Duncan told how he came to his convictions through ‘the trials and tribulations’ of his family background in farming in the 1980s. The family grew avocados, grapevines, kiwifruit and other produce, ‘in close to a desert situation’, facing the extremes of floods and wildfires. They were ‘farming on the margins’. Then in the 1980s interest rates soared to over 20 per cent. ‘How were farmers meant to survive?’ he said. It would impact food security locally and globally.
He joined AusAid (Australian Agency for International Development) and went to China in 2004. The aim there was to help modernize sustainable land and water management of the large regions that were running out of water and in need of ‘integrated water management’, to hold water in the soil rather than using synthetic fertilizers which had depleted soil organic carbon. Later that year he joined the Melbourne Water Corporation who manage the water supply for a city of five million people, as well as thousands of waterways, rivers and floodplains.
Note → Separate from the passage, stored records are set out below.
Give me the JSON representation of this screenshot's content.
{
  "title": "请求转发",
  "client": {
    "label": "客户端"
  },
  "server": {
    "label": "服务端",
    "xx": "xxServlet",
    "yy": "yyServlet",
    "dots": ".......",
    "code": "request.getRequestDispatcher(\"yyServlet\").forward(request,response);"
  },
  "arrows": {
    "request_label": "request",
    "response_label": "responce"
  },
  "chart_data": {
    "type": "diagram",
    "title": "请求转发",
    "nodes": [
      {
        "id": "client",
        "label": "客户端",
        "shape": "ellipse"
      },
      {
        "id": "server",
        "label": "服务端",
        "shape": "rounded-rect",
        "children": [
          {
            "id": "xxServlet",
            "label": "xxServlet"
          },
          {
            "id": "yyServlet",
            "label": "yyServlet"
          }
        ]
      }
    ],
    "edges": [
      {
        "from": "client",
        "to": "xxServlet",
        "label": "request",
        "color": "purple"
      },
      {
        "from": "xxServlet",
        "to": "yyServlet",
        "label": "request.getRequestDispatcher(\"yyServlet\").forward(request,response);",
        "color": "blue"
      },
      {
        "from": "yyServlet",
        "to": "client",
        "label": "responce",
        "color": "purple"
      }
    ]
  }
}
All this gave him a deeper understanding of ecosystems, including paying farmers through government grants, funded by ‘Nitrogen Offsets’, to preserve their water resources and the water quality.
For 10 years he attended conferences at the IofC centre in Caux, Switzerland and has been on the steering committee for the Initiatives of Land, Lives and Peace (ILLP) which organises the Caux Dialogue on Environment and Security. A pivotal moment, he said, was meeting the soil scientist Professor Rattan Lal in Caux in 2013. He was also working on the science of how to regenerate the soils of 2.5 billion hectares of land, including the water- and carbon-holding capacity of soil. This, for instance, could be applied across the Sahel desert region of Africa, Duncan commented. If 2.5 billion hectares could be regenerated then this land area could sequester all of humanity’s emissions every year—thus providing a much-needed solution to prevent runaway climate change—as well as ensuring local and global food security and stopping the march of desertification and land degradation.